Any query must have a type of IEnumerable or IEnumerable<T>, or a derived type such as IQueryable<T>. Therefore any return value or out parameter of a method that returns a query must also have that type. If a method materializes a query into a concrete List<T> or Array type, it is considered to be returning the query results instead of the query itself. A query variable that is returned from a method can still be composed or modified.

In the following example, the first method returns a query as a return value, and the second method returns a query as an out parameter.

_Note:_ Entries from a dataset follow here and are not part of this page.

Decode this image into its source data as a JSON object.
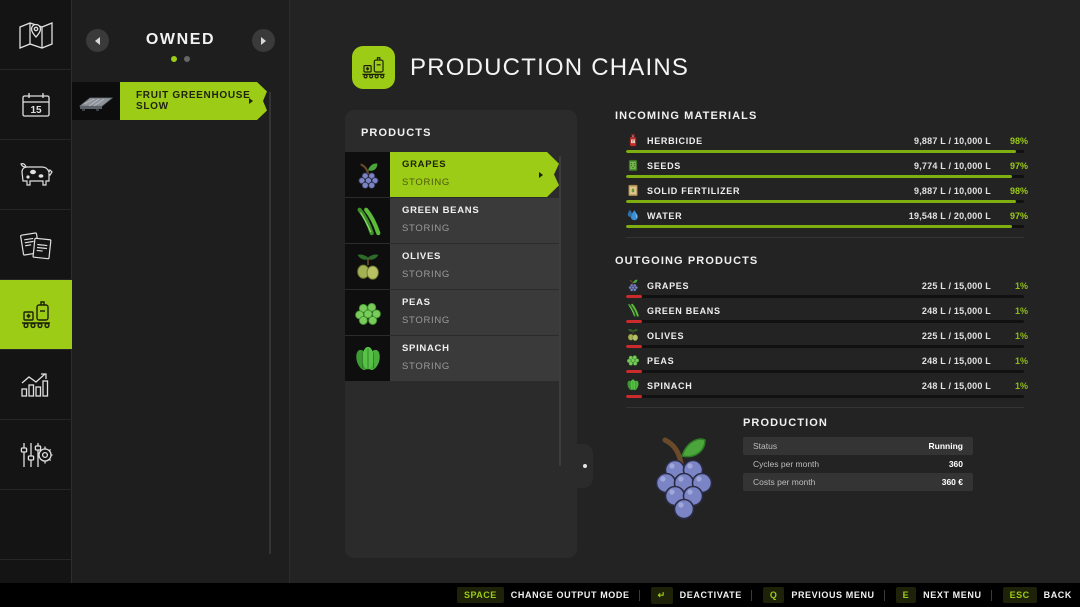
{
  "sidebar": {
    "items": [
      {
        "name": "map",
        "icon": "map-icon",
        "active": false
      },
      {
        "name": "calendar",
        "icon": "calendar-icon",
        "active": false
      },
      {
        "name": "animals",
        "icon": "cow-icon",
        "active": false
      },
      {
        "name": "contracts",
        "icon": "documents-icon",
        "active": false
      },
      {
        "name": "production",
        "icon": "factory-icon",
        "active": true
      },
      {
        "name": "statistics",
        "icon": "chart-icon",
        "active": false
      },
      {
        "name": "settings",
        "icon": "sliders-gear-icon",
        "active": false
      }
    ]
  },
  "owned": {
    "title": "OWNED",
    "prev_label": "◀",
    "next_label": "▶",
    "page_dots": 2,
    "active_dot": 0,
    "items": [
      {
        "label": "FRUIT GREENHOUSE SLOW",
        "selected": true
      }
    ]
  },
  "header": {
    "title": "PRODUCTION CHAINS",
    "icon": "factory-icon"
  },
  "products": {
    "title": "PRODUCTS",
    "items": [
      {
        "name": "GRAPES",
        "status": "STORING",
        "icon": "grapes-icon",
        "selected": true
      },
      {
        "name": "GREEN BEANS",
        "status": "STORING",
        "icon": "greenbeans-icon",
        "selected": false
      },
      {
        "name": "OLIVES",
        "status": "STORING",
        "icon": "olives-icon",
        "selected": false
      },
      {
        "name": "PEAS",
        "status": "STORING",
        "icon": "peas-icon",
        "selected": false
      },
      {
        "name": "SPINACH",
        "status": "STORING",
        "icon": "spinach-icon",
        "selected": false
      }
    ]
  },
  "incoming": {
    "title": "INCOMING MATERIALS",
    "items": [
      {
        "name": "HERBICIDE",
        "icon": "herbicide-icon",
        "amount": "9,887 L / 10,000 L",
        "percent": "98%",
        "fill": 98
      },
      {
        "name": "SEEDS",
        "icon": "seeds-icon",
        "amount": "9,774 L / 10,000 L",
        "percent": "97%",
        "fill": 97
      },
      {
        "name": "SOLID FERTILIZER",
        "icon": "fertilizer-icon",
        "amount": "9,887 L / 10,000 L",
        "percent": "98%",
        "fill": 98
      },
      {
        "name": "WATER",
        "icon": "water-icon",
        "amount": "19,548 L / 20,000 L",
        "percent": "97%",
        "fill": 97
      }
    ]
  },
  "outgoing": {
    "title": "OUTGOING PRODUCTS",
    "items": [
      {
        "name": "GRAPES",
        "icon": "grapes-icon",
        "amount": "225 L / 15,000 L",
        "percent": "1%",
        "fill": 4
      },
      {
        "name": "GREEN BEANS",
        "icon": "greenbeans-icon",
        "amount": "248 L / 15,000 L",
        "percent": "1%",
        "fill": 4
      },
      {
        "name": "OLIVES",
        "icon": "olives-icon",
        "amount": "225 L / 15,000 L",
        "percent": "1%",
        "fill": 4
      },
      {
        "name": "PEAS",
        "icon": "peas-icon",
        "amount": "248 L / 15,000 L",
        "percent": "1%",
        "fill": 4
      },
      {
        "name": "SPINACH",
        "icon": "spinach-icon",
        "amount": "248 L / 15,000 L",
        "percent": "1%",
        "fill": 4
      }
    ]
  },
  "production": {
    "title": "PRODUCTION",
    "illustration": "grapes-icon",
    "rows": [
      {
        "key": "Status",
        "value": "Running"
      },
      {
        "key": "Cycles per month",
        "value": "360"
      },
      {
        "key": "Costs per month",
        "value": "360 €"
      }
    ]
  },
  "bottom_bar": {
    "hints": [
      {
        "key": "SPACE",
        "label": "CHANGE OUTPUT MODE"
      },
      {
        "key": "↵",
        "label": "DEACTIVATE"
      },
      {
        "key": "Q",
        "label": "PREVIOUS MENU"
      },
      {
        "key": "E",
        "label": "NEXT MENU"
      },
      {
        "key": "ESC",
        "label": "BACK"
      }
    ]
  },
  "colors": {
    "accent": "#9ccc15",
    "bar_green": "#7fae10",
    "bar_red": "#cc2b2b",
    "panel": "#2b2b2b",
    "background": "#232323"
  }
}
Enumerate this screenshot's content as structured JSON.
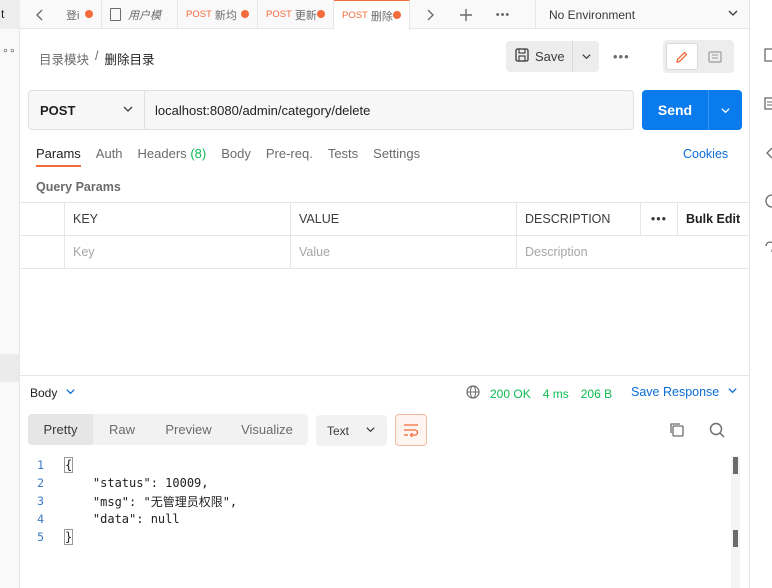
{
  "left_panel": {
    "tab_fragment": "t",
    "more": "∘∘"
  },
  "tabs": [
    {
      "method": "",
      "name": "登i",
      "italic": false,
      "unsaved": true
    },
    {
      "method": "",
      "name": "用户模",
      "italic": true,
      "unsaved": false,
      "icon": "document-icon"
    },
    {
      "method": "POST",
      "name": "新均",
      "italic": false,
      "unsaved": true
    },
    {
      "method": "POST",
      "name": "更新",
      "italic": false,
      "unsaved": true
    },
    {
      "method": "POST",
      "name": "删除",
      "italic": false,
      "unsaved": true,
      "active": true
    }
  ],
  "environment": {
    "label": "No Environment"
  },
  "breadcrumb": {
    "parent": "目录模块",
    "separator": "/",
    "current": "删除目录"
  },
  "toolbar": {
    "save_label": "Save",
    "more": "•••"
  },
  "request": {
    "method": "POST",
    "url": "localhost:8080/admin/category/delete",
    "send_label": "Send"
  },
  "request_tabs": [
    {
      "label": "Params",
      "active": true
    },
    {
      "label": "Auth"
    },
    {
      "label": "Headers",
      "count": "(8)"
    },
    {
      "label": "Body"
    },
    {
      "label": "Pre-req."
    },
    {
      "label": "Tests"
    },
    {
      "label": "Settings"
    }
  ],
  "cookies_label": "Cookies",
  "query_params": {
    "title": "Query Params",
    "headers": {
      "key": "KEY",
      "value": "VALUE",
      "description": "DESCRIPTION",
      "more": "•••",
      "bulk_edit": "Bulk Edit"
    },
    "placeholders": {
      "key": "Key",
      "value": "Value",
      "description": "Description"
    }
  },
  "response": {
    "body_label": "Body",
    "status": "200 OK",
    "time": "4 ms",
    "size": "206 B",
    "save_label": "Save Response",
    "format_tabs": [
      "Pretty",
      "Raw",
      "Preview",
      "Visualize"
    ],
    "active_format": "Pretty",
    "type_select": "Text",
    "lines": [
      {
        "n": "1",
        "text": "{"
      },
      {
        "n": "2",
        "text": "    \"status\": 10009,"
      },
      {
        "n": "3",
        "text": "    \"msg\": \"无管理员权限\","
      },
      {
        "n": "4",
        "text": "    \"data\": null"
      },
      {
        "n": "5",
        "text": "}"
      }
    ]
  },
  "colors": {
    "accent": "#f26b3a",
    "primary": "#097bed",
    "success": "#0cbb52",
    "link": "#0b6dd6"
  }
}
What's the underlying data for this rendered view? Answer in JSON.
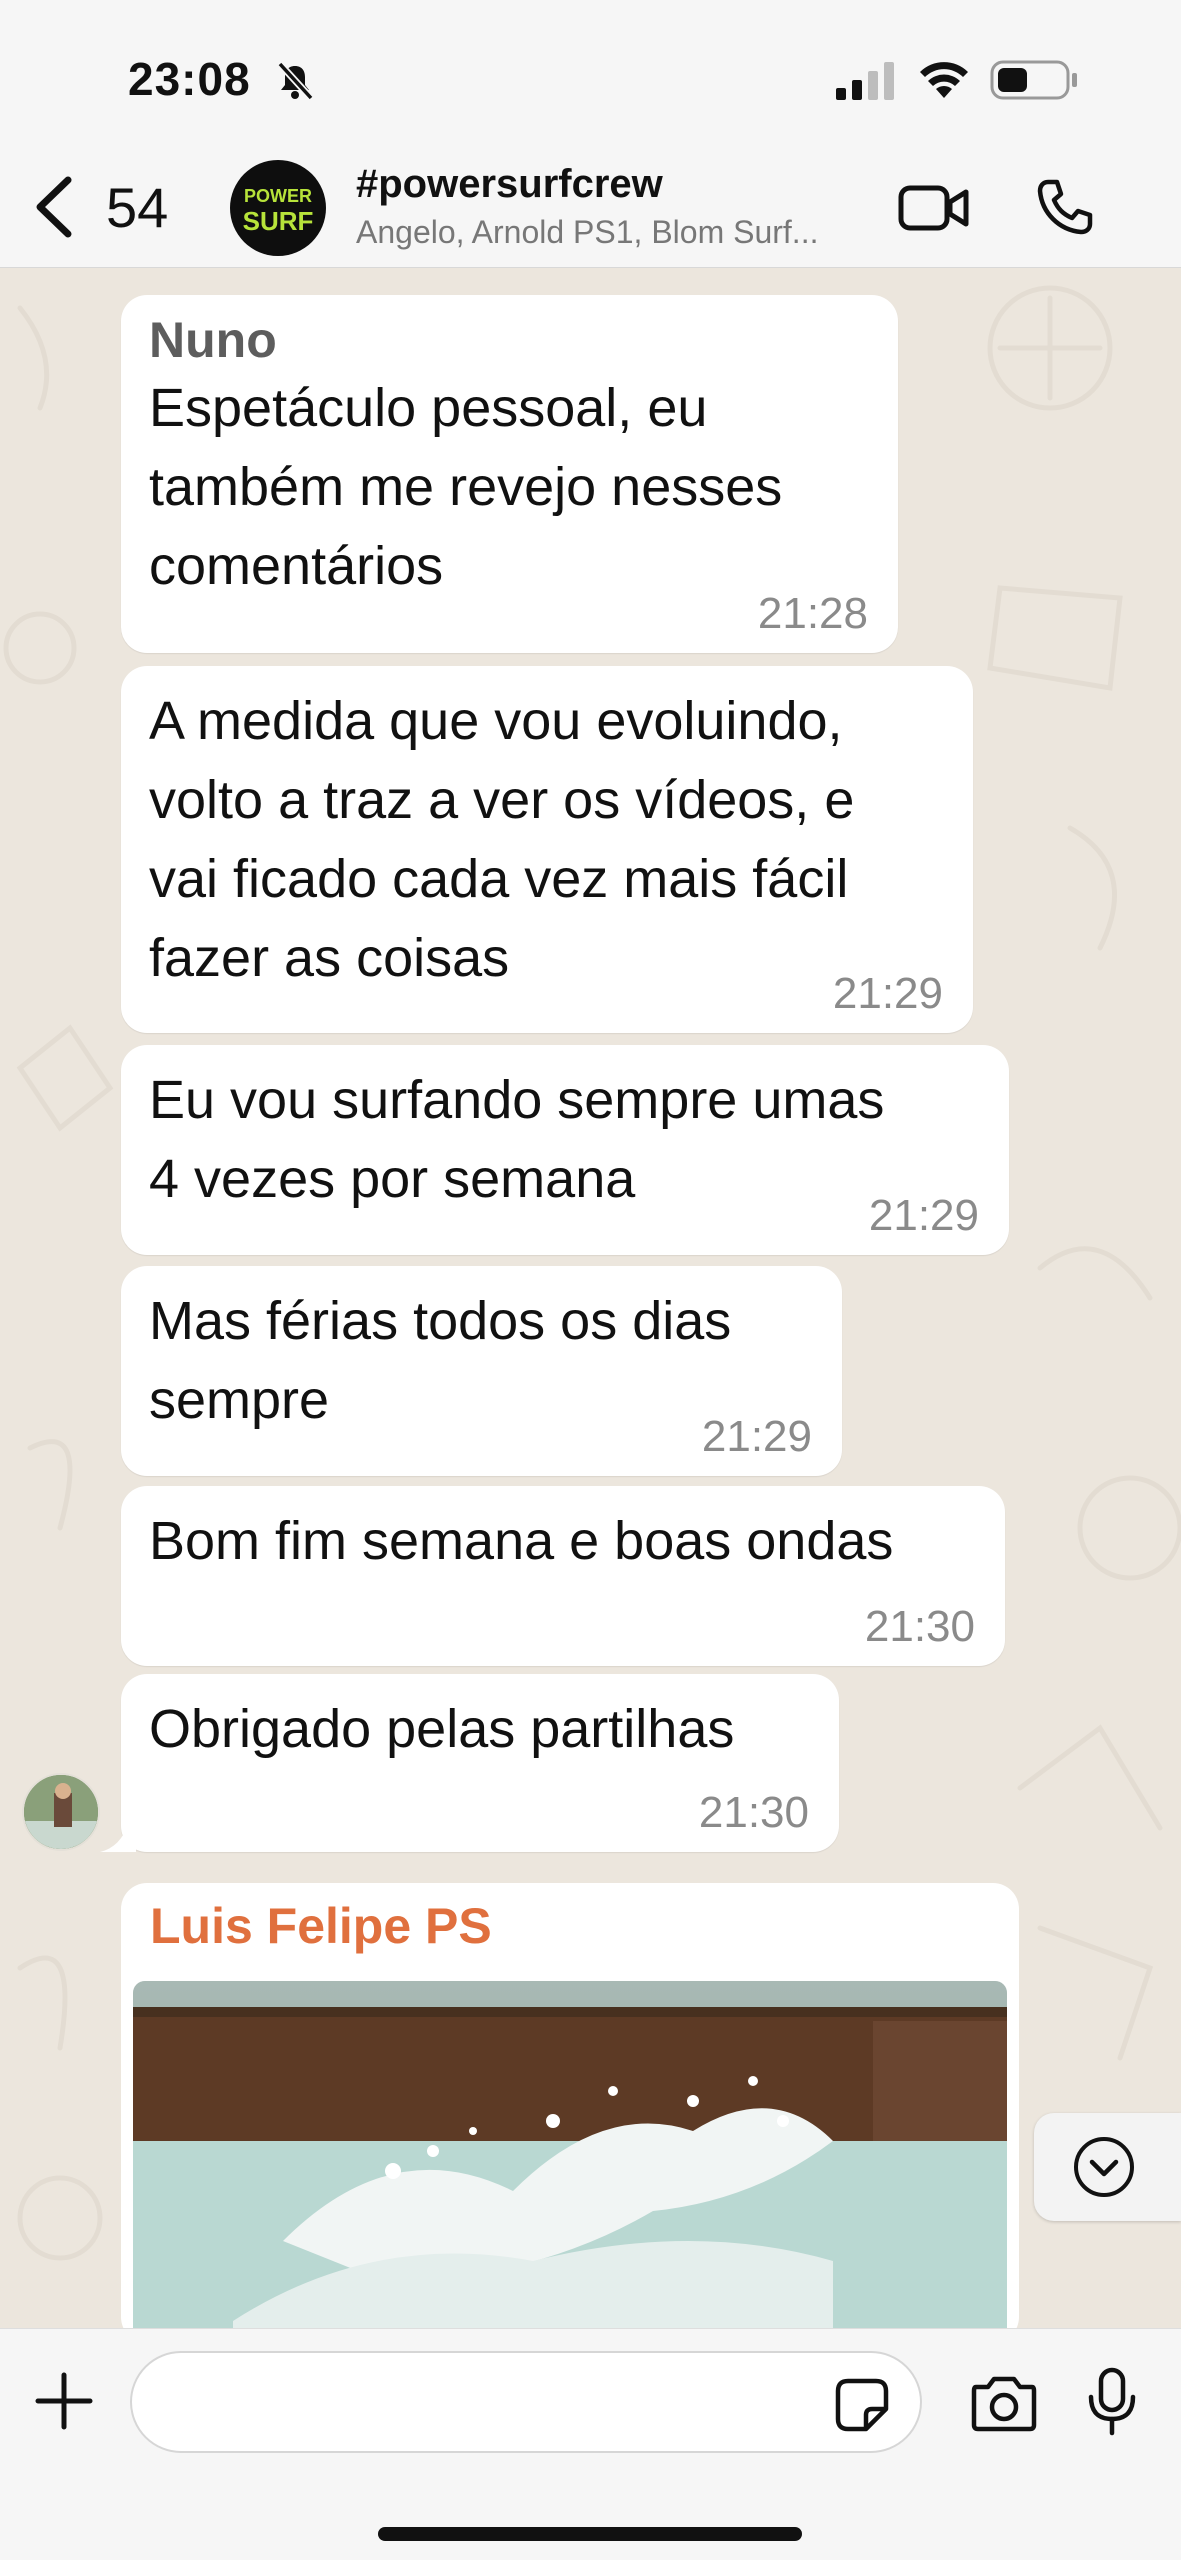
{
  "status_bar": {
    "time": "23:08",
    "battery_level": 0.45
  },
  "header": {
    "back_count": "54",
    "avatar_text_top": "POWER",
    "avatar_text_bottom": "SURF",
    "group_name": "#powersurfcrew",
    "members": "Angelo, Arnold PS1, Blom Surf..."
  },
  "messages": [
    {
      "sender": "Nuno",
      "text": "Espetáculo pessoal, eu\ntambém me revejo nesses\ncomentários",
      "time": "21:28"
    },
    {
      "text": "A medida que vou evoluindo,\nvolto a traz a ver os vídeos, e\nvai ficado cada vez mais fácil\nfazer as coisas",
      "time": "21:29"
    },
    {
      "text": "Eu vou surfando sempre umas\n4 vezes por semana",
      "time": "21:29"
    },
    {
      "text": "Mas férias todos os dias\nsempre",
      "time": "21:29"
    },
    {
      "text": "Bom fim semana e boas ondas",
      "time": "21:30"
    },
    {
      "text": "Obrigado pelas partilhas",
      "time": "21:30"
    }
  ],
  "image_message": {
    "sender": "Luis Felipe PS",
    "image": "surf-wave-photo"
  },
  "input": {
    "placeholder": "",
    "value": ""
  },
  "icons": [
    "mute-icon",
    "signal-icon",
    "wifi-icon",
    "battery-icon",
    "back-icon",
    "video-call-icon",
    "phone-icon",
    "chevron-down-icon",
    "plus-icon",
    "sticker-icon",
    "camera-icon",
    "microphone-icon"
  ],
  "colors": {
    "sender_name_nuno": "#5d5d5d",
    "sender_name_luis": "#e0703e",
    "chat_background": "#ece6dd",
    "bubble": "#ffffff"
  }
}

Note that in both cases it is a query that is returned, not query results.

class MQ
{
    // QueryMethhod1 returns a query as its value.
    IEnumerable<string> QueryMethod1(ref int[] ints)
    {
        var intsToStrings = from i in ints
                            where i > 4
                            select i.ToString();
        return intsToStrings;
    }

    // QueryMethod2 returns a query as the value of parameter returnQ. 
    void QueryMethod2(ref int[] ints, out IEnumerable<string> returnQ)
    {
        var intsToStrings = from i in ints
                            where i < 4
                            select i.ToString();
        returnQ = intsToStrings;
    }

    static void Main()
    {
        MQ app = new MQ();

        int[] nums = { 0, 1, 2, 3, 4, 5, 6, 7, 8, 9 };

        // QueryMethod1 returns a query as the value of the method. 
        var myQuery1 = app.QueryMethod1(ref nums);

        // Query myQuery1 is executed in the following foreach loop.
        Console.WriteLine("Results of executing myQuery1:");
        // Rest the mouse pointer over myQuery1 to see its type. 
        foreach (string s in myQuery1)
        {
            Console.WriteLine(s);
        }

        // You also can execute the query returned from QueryMethod1  
        // directly, without using myQuery1.
        Console.WriteLine("\nResults of executing myQuery1 directly:");
        // Rest the mouse pointer over the call to QueryMethod1 to see its 
        // return type. 
        foreach (string s in app.QueryMethod1(ref nums))
        {
            Console.WriteLine(s);
        }


        IEnumerable<string> myQuery2;
        // QueryMethod2 returns a query as the value of its out parameter.
        app.QueryMethod2(ref nums, out myQuery2);

        // Execute the returned query.
        Console.WriteLine("\nResults of executing myQuery2:");
        foreach (string s in myQuery2)
        {
            Console.WriteLine(s);
        }


        // You can modify a query by using query composition. A saved query 
        // is nested inside a new query definition that revises the results 
        // of the first query.
        myQuery1 = from item in myQuery1
                   orderby item descending 
                   select item;

        // Execute the modified query.
        Console.WriteLine("\nResults of executing modified myQuery1:");
        foreach (string s in myQuery1)
        {
            Console.WriteLine(s);
        }

        // Keep console window open in debug mode.
        Console.WriteLine("Press any key to exit.");
        Console.ReadKey();
    }
} 
  • Create a Visual Studio project that targets the .NET Framework version 3.5 or a later version. By default, the project has a reference to System.Core.dll and a using directive for the System.Linq namespace.

  • Replace the class with the code in the example.

  • Press F5 to compile and run the program.

  • Press any key to exit the console window.